O governo deve apoiar uma proposta em tramitação no Congresso para reduzir a recuperação com mata nativa de áreas já desmatadas ilegalmente na Amazônia e permitir o plantio de espécies comerciais exóticas, como o dendê.
Segundo o secretário-executivo do Ministério do Meio Ambiente, João Paulo Capobianco, a pasta estuda, juntamente com o Ministério da Agricultura, uma maneira de permitir que áreas já desmatadas tenham seu uso econômico intensificado, reduzindo a pressão por novos desmatamentos.
A proposta vai ao encontro de um projeto de autoria do senador Flexa Ribeiro (PSDB-PA), com substitutivos da Câmara, que prevê até 30% da reposição florestal com espécies exóticas e que, na prática, reduz a reserva legal. O projeto é atacado por ambientalistas, que o apelidaram de "floresta zero".
Pelo Código Florestal Brasileiro atual, propriedades rurais na Amazônia devem manter 80% de sua área como floresta, em forma de reserva legal. Quem derrubou acima disso ou quem comprou áreas desmatadas em mais de 20% antes de o código entrar em vigor (1996) está ilegal e deve recuperar a mata com espécies nativas.
Na prática, na Amazônia, pouca gente respeita a reserva legal, e há pressão constante da bancada ruralista para que o limite seja reduzido para 50%.
Direito adiantado
O que o governo pretende é aprimorar a proposta no Congresso, que altera o Código Florestal. Segundo Capobianco, a idéia é "colocar na legalidade" proprietários que tenham passivo ambiental, sem no entanto abrir mão da reserva de 80% para novos desmatamentos. "Somos favoráveis a um ajuste no código", disse o secretário à Folha. "Não se trata de uma anistia, mas de um adiantamento de direito."
Isso porque, de acordo com o secretário, a lei já tem um mecanismo para reduzir a reserva legal para fins de recuperação. Nas áreas definidas pelo zoneamento ecológico-econômico dos Estados como de intensificação de produção, os produtores seriam obrigados a recuperar apenas 50% da floresta.
Essa medida já vale em partes de Rondônia e do Acre, únicos Estados que já concluíram seus zoneamentos. A nova proposta contemplaria os Estados ainda sem zoneamento.
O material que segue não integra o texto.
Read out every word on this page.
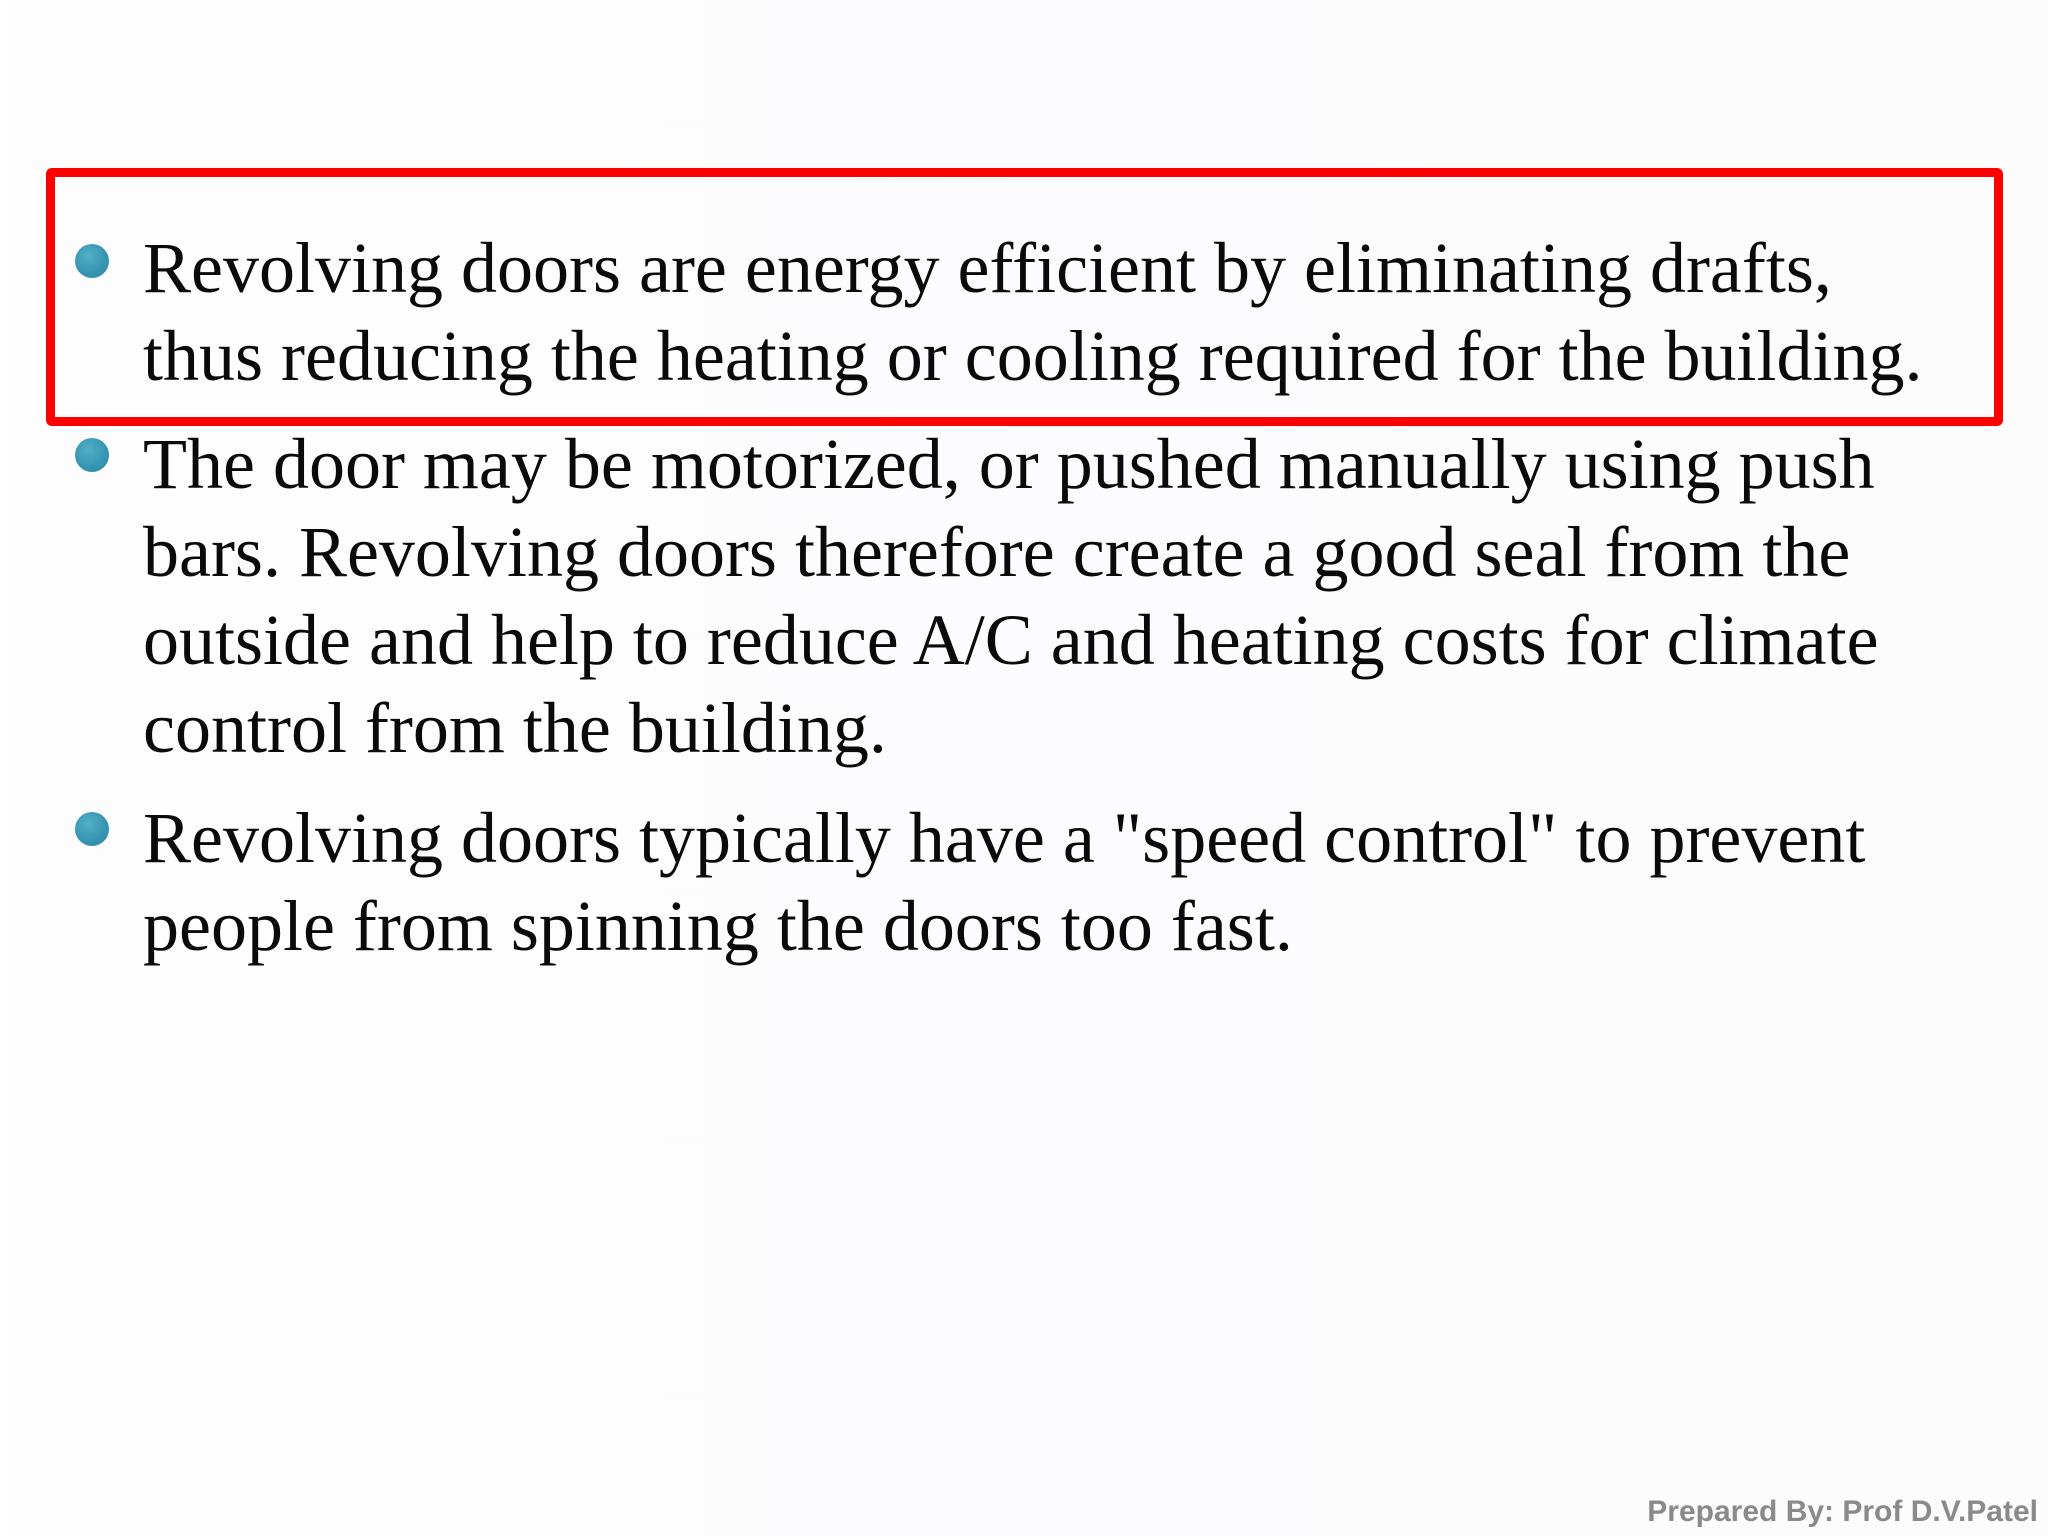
Revolving doors are energy efficient by eliminating drafts,
thus reducing the heating or cooling required for the building.
The door may be motorized, or pushed manually using push
bars. Revolving doors therefore create a good seal from the
outside and help to reduce A/C and heating costs for climate
control from the building.
Revolving doors typically have a "speed control" to prevent
people from spinning the doors too fast.
Prepared By: Prof D.V.Patel
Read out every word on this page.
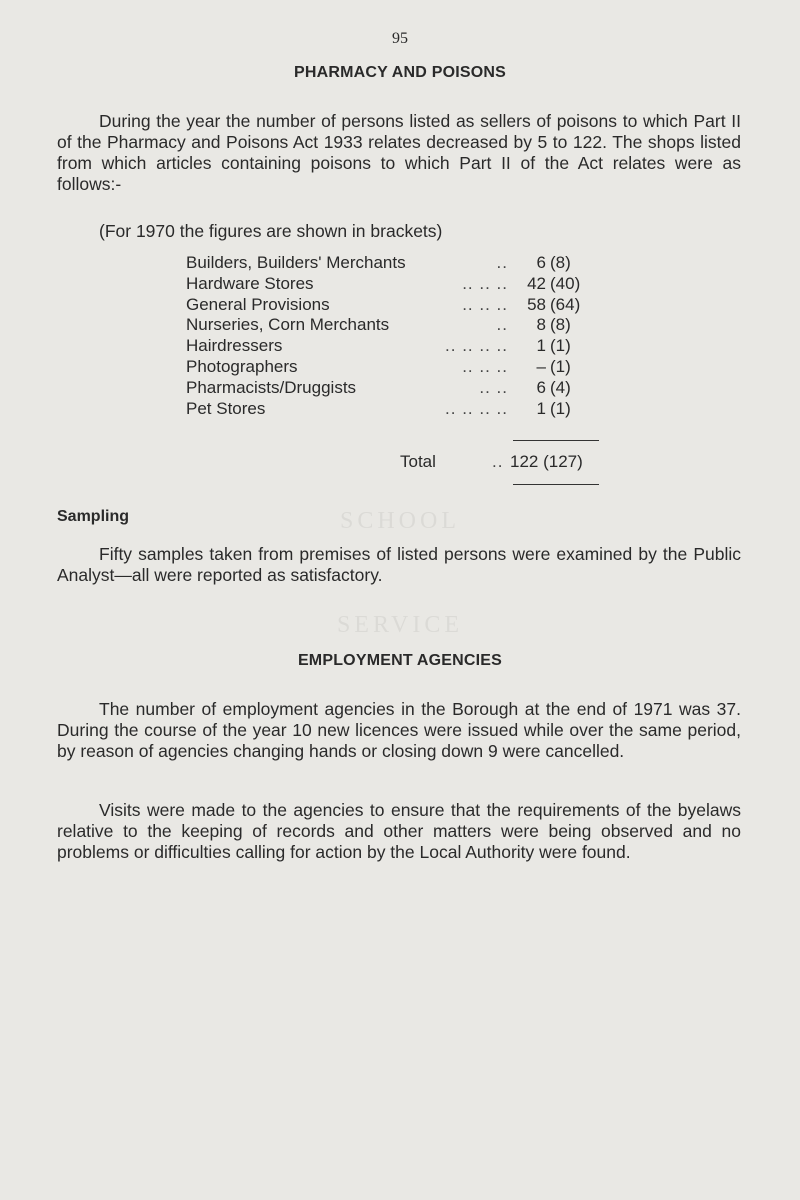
95
PHARMACY AND POISONS

During the year the number of persons listed as sellers of poisons to which Part II of the Pharmacy and Poisons Act 1933 relates decreased by 5 to 122. The shops listed from which articles containing poisons to which Part II of the Act relates were as follows:-

(For 1970 the figures are shown in brackets)
Builders, Builders' Merchants	..	6 (8)
Hardware Stores	.. .. ..	42 (40)
General Provisions	.. .. ..	58 (64)
Nurseries, Corn Merchants	..	8 (8)
Hairdressers	.. .. .. ..	1 (1)
Photographers	.. .. ..	– (1)
Pharmacists/Druggists	.. ..	6 (4)
Pet Stores	.. .. .. ..	1 (1)
Total	.. 122 (127)
SCHOOL
Sampling

Fifty samples taken from premises of listed persons were examined by the Public Analyst—all were reported as satisfactory.

SERVICE
EMPLOYMENT AGENCIES

The number of employment agencies in the Borough at the end of 1971 was 37. During the course of the year 10 new licences were issued while over the same period, by reason of agencies changing hands or closing down 9 were cancelled.

Visits were made to the agencies to ensure that the requirements of the byelaws relative to the keeping of records and other matters were being observed and no problems or difficulties calling for action by the Local Authority were found.
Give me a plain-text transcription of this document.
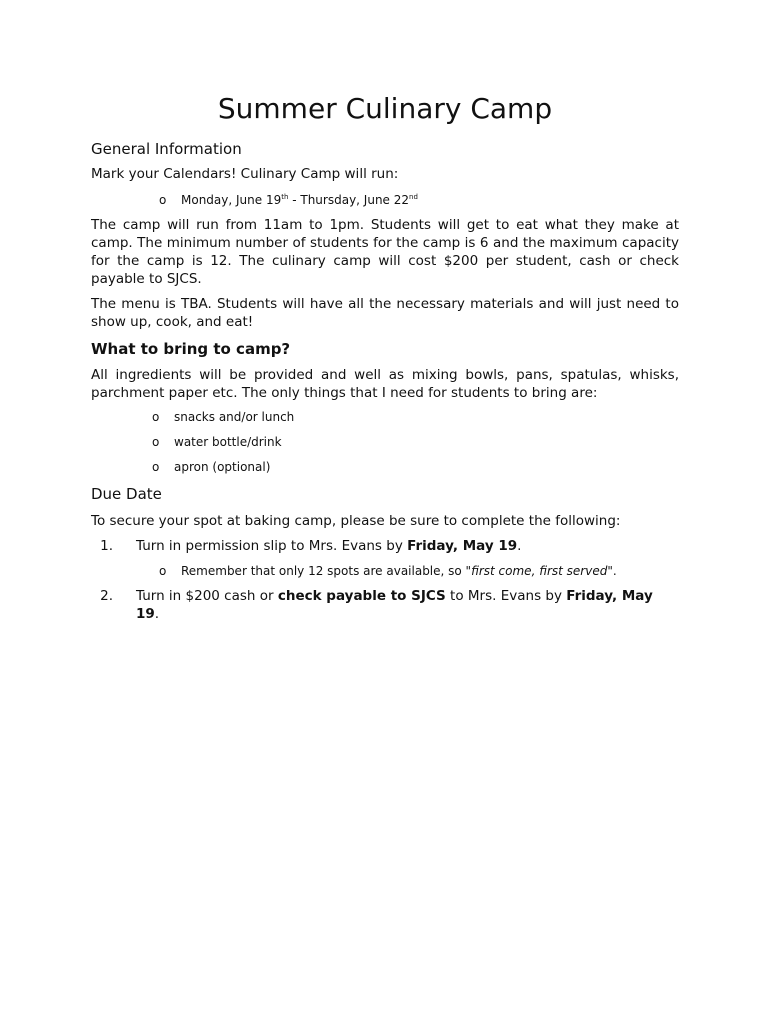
Summer Culinary Camp
General Information
Mark your Calendars! Culinary Camp will run:
o Monday, June 19th - Thursday, June 22nd

The camp will run from 11am to 1pm. Students will get to eat what they make at camp. The minimum number of students for the camp is 6 and the maximum capacity for the camp is 12. The culinary camp will cost $200 per student, cash or check payable to SJCS.

The menu is TBA. Students will have all the necessary materials and will just need to show up, cook, and eat!

What to bring to camp?

All ingredients will be provided and well as mixing bowls, pans, spatulas, whisks, parchment paper etc. The only things that I need for students to bring are:

o snacks and/or lunch
o water bottle/drink
o apron (optional)
Due Date
To secure your spot at baking camp, please be sure to complete the following:
1. Turn in permission slip to Mrs. Evans by Friday, May 19.
o Remember that only 12 spots are available, so "first come, first served".
2. Turn in $200 cash or check payable to SJCS to Mrs. Evans by Friday, May
19.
Funcionaria da seguinte forma: se um produtor, digamos, na região de Carajás, no Pará, tem uma área 100% desmatada, ele seria obrigado a recuperar 50% dela com mata nativa. Os outros 30% -o que faltaria para atingir 80% de reserva e ficar em conformidade com a lei- poderiam ser plantados com eucalipto (para alimentar o pólo siderúrgico local) ou de outras espécies arbóreas. Não seria permitido plantar soja, pasto ou fazer corte raso.
"Propusemos que o proprietário pudesse usar economicamente parte da floresta que seria recuperada, sob condições. Se no futuro essa área fosse classificada pelo zoneamento como de produção intensiva, ele poderia ficar [com 50% recuperados], afirmou Capobianco. "Senão, teria de recuperar. É uma antecipação de legalidade provisória, até a conclusão do zoneamento", disse.
Servidão florestal
Outro mecanismo que deve integrar a proposta é a chamada "servidão florestal". Por ele, proprietários que cumpriram a lei e mantiveram sua reserva de 80% poderiam "vender" até 30% da mata em pé para quem precisasse recuperar uma área desmatada em sua terra. É como se o desmatador estivesse pagando pela preservação feita no terreno do vizinho.
"Assim você não criaria uma situação na qual quem desmatou se dá bem e quem preservou fica com um mico", afirmou Capobianco. Hoje, proprietários particulares só podem receber no mercado de compensação se tiverem terras com mais de 80% da floresta preservada. "Ele não é pago para preservar, mas sim está recebendo por um serviço ambiental", afirmou o secretário.
Capobianco diz, no entanto, que a proposta deve enfrentar problemas para ser aprovada no Congresso. "Parte expressiva dos parlamentares [ruralistas] querem baixar a reserva legal para 50% e ponto."